El fútbol moderno suele medirse en estadísticas: posesión de pelota, kilómetros
recorridos, precisión de pases o remates al arco. Sin embargo, hay aspectos imposibles
de cuantificar.
El corazón, la entrega y la capacidad para levantarse cuando el partido parece escaparse
siguen siendo valores decisivos. Y Argentina volvió a exhibirlos en toda su dimensión.
Durante largos pasajes del encuentro el equipo debió soportar la presión del rival,
resistir momentos incómodos y afrontar situaciones límite. Nadie bajó los brazos. Cada
pelota dividida fue disputada como si fuera la última. Cada esfuerzo defensivo encontró
un compañero dispuesto a cubrir el espacio del otro. Esa comunión explica mucho más
que cualquier esquema táctico.
El gran mérito de este plantel es haber construido una identidad. No depende
exclusivamente de una individualidad, aunque tenga al mejor futbolista de su
generación. Tampoco vive únicamente de su capacidad técnica. La verdadera fortaleza
radica en un grupo que aprendió que el éxito colectivo siempre está por encima de
cualquier protagonismo personal.
Y en medio de esa construcción colectiva volvió a aparecer el pibe; de 39 años. Sí,
porque Lionel Messi conserva esa mezcla de talento, ilusión y rebeldía que caracteriza a
los jóvenes que todavía juegan por el simple placer de hacerlo.

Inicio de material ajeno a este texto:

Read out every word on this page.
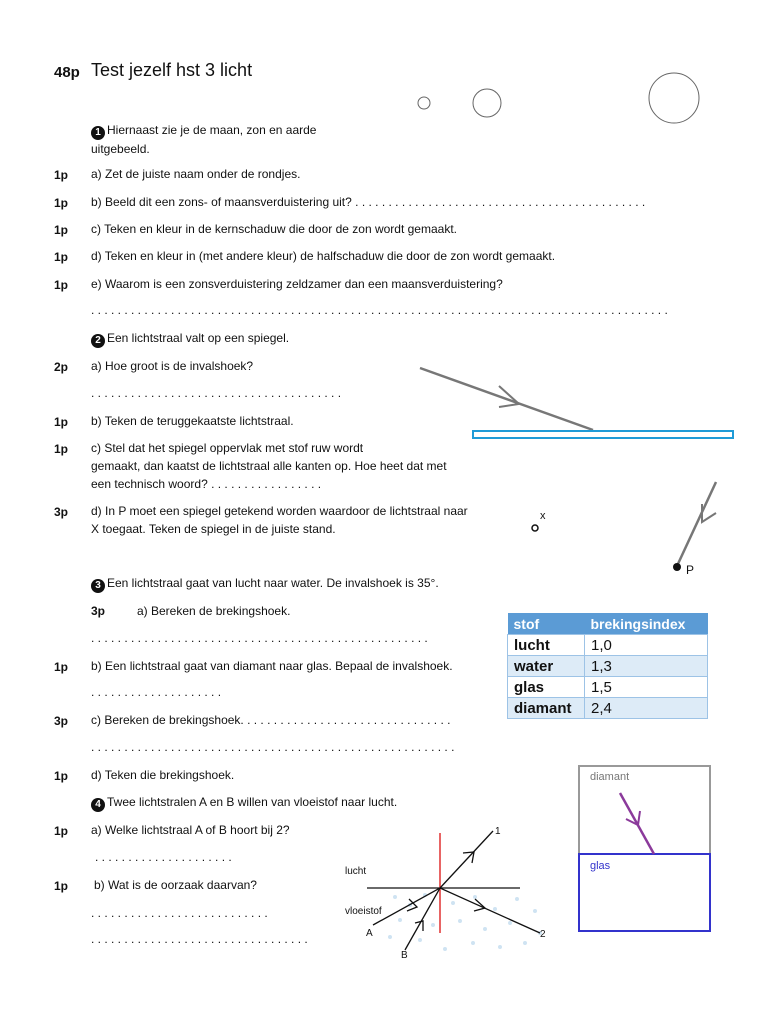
48p Test jezelf hst 3 licht
1 Hiernaast zie je de maan, zon en aarde
uitgebeeld.
1p a) Zet de juiste naam onder de rondjes.
1p b) Beeld dit een zons- of maansverduistering uit? . . . . . . . . . . . . . . . . . . . . . . . . . . . . . . . . . . . . . . . . . . . .
1p c) Teken en kleur in de kernschaduw die door de zon wordt gemaakt.
1p d) Teken en kleur in (met andere kleur) de halfschaduw die door de zon wordt gemaakt.
1p e) Waarom is een zonsverduistering zeldzamer dan een maansverduistering?
. . . . . . . . . . . . . . . . . . . . . . . . . . . . . . . . . . . . . . . . . . . . . . . . . . . . . . . . . . . . . . . . . . . . . . . . . . . . . . . . . . . . . . .
2 Een lichtstraal valt op een spiegel.
2p a) Hoe groot is de invalshoek?
. . . . . . . . . . . . . . . . . . . . . . . . . . . . . . . . . . . . . .
1p b) Teken de teruggekaatste lichtstraal.
1p c) Stel dat het spiegel oppervlak met stof ruw wordt
gemaakt, dan kaatst de lichtstraal alle kanten op. Hoe heet dat met
een technisch woord? . . . . . . . . . . . . . . . . .
3p d) In P moet een spiegel getekend worden waardoor de lichtstraal naar
X toegaat. Teken de spiegel in de juiste stand.
x
P
3 Een lichtstraal gaat van lucht naar water. De invalshoek is 35°.
3p	a) Bereken de brekingshoek.
. . . . . . . . . . . . . . . . . . . . . . . . . . . . . . . . . . . . . . . . . . . . . . . . . . .
1p b) Een lichtstraal gaat van diamant naar glas. Bepaal de invalshoek.
. . . . . . . . . . . . . . . . . . . .
3p c) Bereken de brekingshoek. . . . . . . . . . . . . . . . . . . . . . . . . . . . . . . .
. . . . . . . . . . . . . . . . . . . . . . . . . . . . . . . . . . . . . . . . . . . . . . . . . . . . . . .
1p d) Teken die brekingshoek.
stof	brekingsindex
lucht	1,0
water	1,3
glas	1,5
diamant	2,4
diamant
glas
4 Twee lichtstralen A en B willen van vloeistof naar lucht.
1p a) Welke lichtstraal A of B hoort bij 2?
. . . . . . . . . . . . . . . . . . . . .
1p b) Wat is de oorzaak daarvan?
. . . . . . . . . . . . . . . . . . . . . . . . . . .
. . . . . . . . . . . . . . . . . . . . . . . . . . . . . . . . .
lucht
vloeistof
A
B
1
2
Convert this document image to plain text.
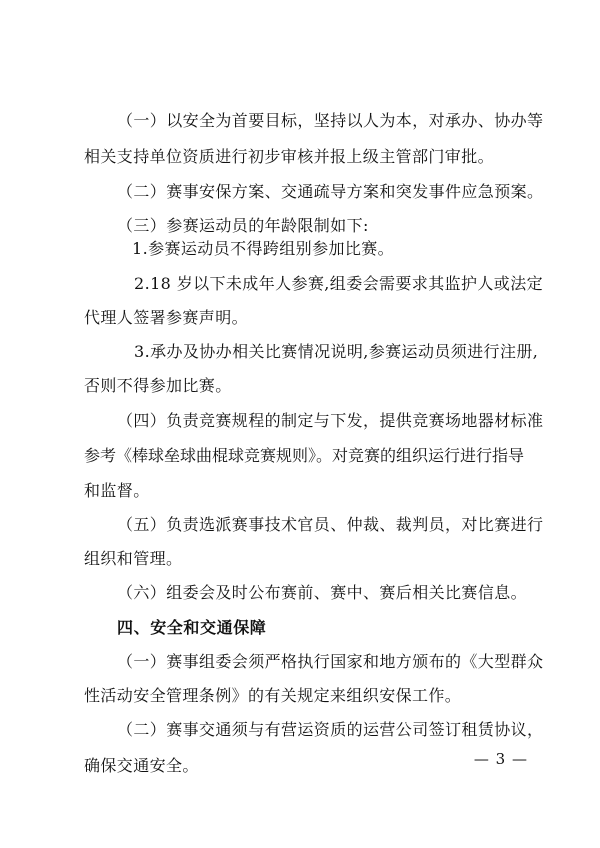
（一）以安全为首要目标，坚持以人为本，对承办、协办等

相关支持单位资质进行初步审核并报上级主管部门审批。

（二）赛事安保方案、交通疏导方案和突发事件应急预案。

（三）参赛运动员的年龄限制如下:

1.参赛运动员不得跨组别参加比赛。

2.18 岁以下未成年人参赛,组委会需要求其监护人或法定

代理人签署参赛声明。

3.承办及协办相关比赛情况说明,参赛运动员须进行注册,

否则不得参加比赛。

（四）负责竞赛规程的制定与下发，提供竞赛场地器材标准

参考《棒球垒球曲棍球竞赛规则》。对竞赛的组织运行进行指导

和监督。

（五）负责选派赛事技术官员、仲裁、裁判员，对比赛进行

组织和管理。

（六）组委会及时公布赛前、赛中、赛后相关比赛信息。

四、安全和交通保障

（一）赛事组委会须严格执行国家和地方颁布的《大型群众

性活动安全管理条例》的有关规定来组织安保工作。

（二）赛事交通须与有营运资质的运营公司签订租赁协议，

确保交通安全。	— 3 —
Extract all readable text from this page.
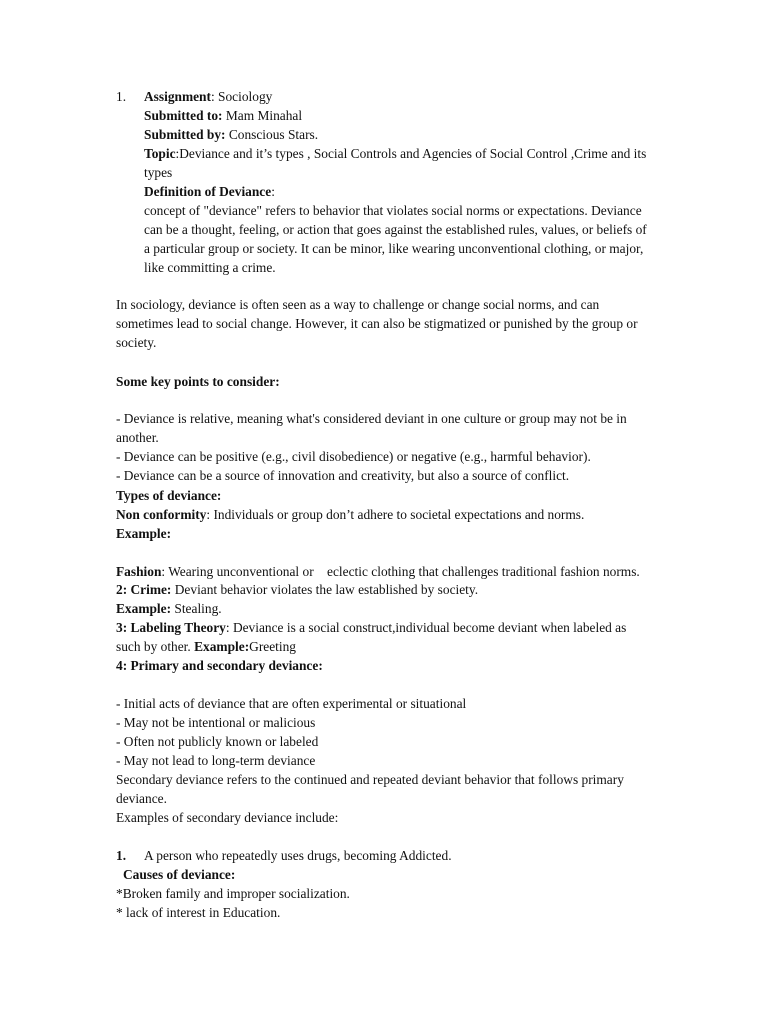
1. Assignment: Sociology
Submitted to: Mam Minahal
Submitted by: Conscious Stars.
Topic:Deviance and it’s types , Social Controls and Agencies of Social Control ,Crime and its
types
Definition of Deviance:
concept of "deviance" refers to behavior that violates social norms or expectations. Deviance
can be a thought, feeling, or action that goes against the established rules, values, or beliefs of
a particular group or society. It can be minor, like wearing unconventional clothing, or major,
like committing a crime.
In sociology, deviance is often seen as a way to challenge or change social norms, and can
sometimes lead to social change. However, it can also be stigmatized or punished by the group or
society.
Some key points to consider:
- Deviance is relative, meaning what's considered deviant in one culture or group may not be in
another.
- Deviance can be positive (e.g., civil disobedience) or negative (e.g., harmful behavior).
- Deviance can be a source of innovation and creativity, but also a source of conflict.
Types of deviance:
Non conformity: Individuals or group don’t adhere to societal expectations and norms.
Example:
Fashion: Wearing unconventional or    eclectic clothing that challenges traditional fashion norms.
2: Crime: Deviant behavior violates the law established by society.
Example: Stealing.
3: Labeling Theory: Deviance is a social construct,individual become deviant when labeled as
such by other. Example:Greeting
4: Primary and secondary deviance:
- Initial acts of deviance that are often experimental or situational
- May not be intentional or malicious
- Often not publicly known or labeled
- May not lead to long-term deviance
Secondary deviance refers to the continued and repeated deviant behavior that follows primary
deviance.
Examples of secondary deviance include:
1. A person who repeatedly uses drugs, becoming Addicted.
Causes of deviance:
*Broken family and improper socialization.
* lack of interest in Education.
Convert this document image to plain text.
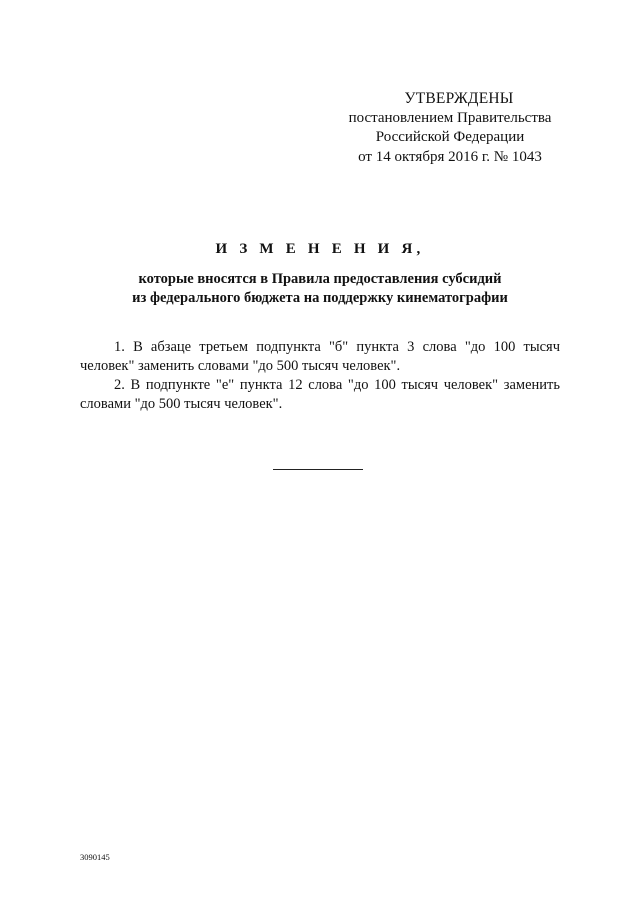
УТВЕРЖДЕНЫ
постановлением Правительства
Российской Федерации
от 14 октября 2016 г. № 1043
И З М Е Н Е Н И Я,
которые вносятся в Правила предоставления субсидий
из федерального бюджета на поддержку кинематографии

1. В абзаце третьем подпункта "б" пункта 3 слова "до 100 тысяч человек" заменить словами "до 500 тысяч человек".

2. В подпункте "е" пункта 12 слова "до 100 тысяч человек" заменить словами "до 500 тысяч человек".

3090145
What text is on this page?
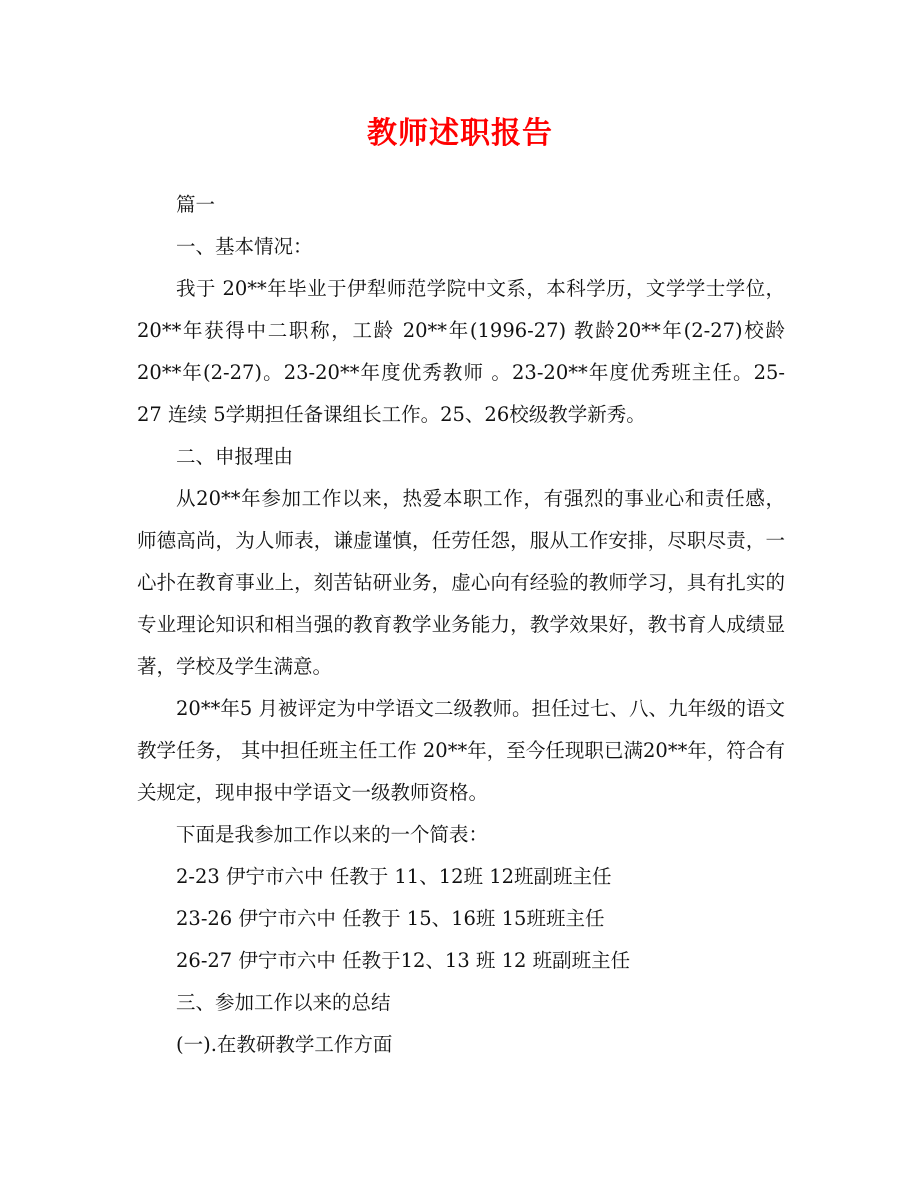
教师述职报告

篇一

一、基本情况：

我于 20**年毕业于伊犁师范学院中文系，本科学历，文学学士学位，20**年获得中二职称，工龄 20**年(1996-27) 教龄20**年(2-27)校龄20**年(2-27)。23-20**年度优秀教师 。23-20**年度优秀班主任。25-27 连续 5学期担任备课组长工作。25、26校级教学新秀。

二、申报理由

从20**年参加工作以来，热爱本职工作，有强烈的事业心和责任感，师德高尚，为人师表，谦虚谨慎，任劳任怨，服从工作安排，尽职尽责，一心扑在教育事业上，刻苦钻研业务，虚心向有经验的教师学习，具有扎实的专业理论知识和相当强的教育教学业务能力，教学效果好，教书育人成绩显著，学校及学生满意。

20**年5 月被评定为中学语文二级教师。担任过七、八、九年级的语文教学任务， 其中担任班主任工作 20**年，至今任现职已满20**年，符合有关规定，现申报中学语文一级教师资格。

下面是我参加工作以来的一个简表：

2-23 伊宁市六中 任教于 11、12班 12班副班主任

23-26 伊宁市六中 任教于 15、16班 15班班主任

26-27 伊宁市六中 任教于12、13 班 12 班副班主任

三、参加工作以来的总结

(一).在教研教学工作方面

Los años pasaron, las finales quedaron atrás, los títulos ya llenan vitrinas imposibles de
imaginar hace apenas una década, pero él sigue disfrutando cada partido con la misma
pasión de aquel chico que debutó con la camiseta argentina despertando expectativas
gigantescas.
Resulta paradójico hablar de un hombre de 39 años como si fuera un pibe. Sin embargo,
eso es precisamente lo que transmite Messi. Corre, pide la pelota, intenta el pase
imposible, se ofrece permanentemente como opción y, sobre todo, contagia. Ya no
necesita demostrarle nada a nadie.
Lo ganó todo. Fue campeón del mundo, levantó la Copa América, conquistó títulos en
Europa y rompió prácticamente todos los récords imaginables. Sin embargo, mantiene
intacta esa llama competitiva que distingue a los verdaderamente grandes.
Su liderazgo tampoco necesita discursos grandilocuentes. Con un gesto, una mirada o
una carrera para recuperar una pelota logra movilizar a todo el equipo. Los más jóvenes
encuentran en él un ejemplo permanente de profesionalismo, humildad y compromiso.
Los más experimentados entienden que mientras el capitán siga dejando el alma en cada
jugada, nadie tiene derecho a relajarse.
Pero sería injusto reducir todo al talento de Messi. Este seleccionado representa una
obra colectiva. Desde el arquero hasta el último de los suplentes, todos comprenden cuál
es su función y la ejecutan con una disciplina admirable. El sacrificio para recuperar la
pelota, la solidaridad para cubrir espacios y la voluntad para sostener el esfuerzo durante
noventa minutos hablan de un grupo que entendió que las grandes conquistas sólo
llegan cuando desaparecen los egos.
También merece un reconocimiento el cuerpo técnico. Lionel Scaloni consiguió algo
que parecía imposible después de tantos años de frustraciones: devolverle naturalidad a
la Selección. Hoy Argentina juega con personalidad, pero también con serenidad. Sabe
sufrir sin desesperarse. Sabe atacar sin perder el equilibrio. Y, fundamentalmente, sabe
competir.
Ese quizás sea el mayor legado de este ciclo. La Selección ya no depende de milagros ni
de actuaciones individuales extraordinarias para mantenerse en la pelea. Tiene una
estructura sólida, un funcionamiento reconocible y una mentalidad ganadora que se
consolidó con el paso del tiempo.
El tiempo inevitablemente renovará nombres. Messi no jugará para siempre y llegará el
día en que deba despedirse de la camiseta argentina.
Mientras tanto, el pibe; de 39 sigue iluminando las canchas y sus compañeros
continúan respondiendo con el mismo espíritu que convirtió a esta Selección en una
referencia mundial. Corazón para luchar, inteligencia para jugar y una convicción
inquebrantable para creer hasta el final. Esa combinación explica por qué Argentina
sigue siendo mucho más que un equipo de fútbol: representa una manera de competir y
una forma de entender el deporte que emociona a todo un país.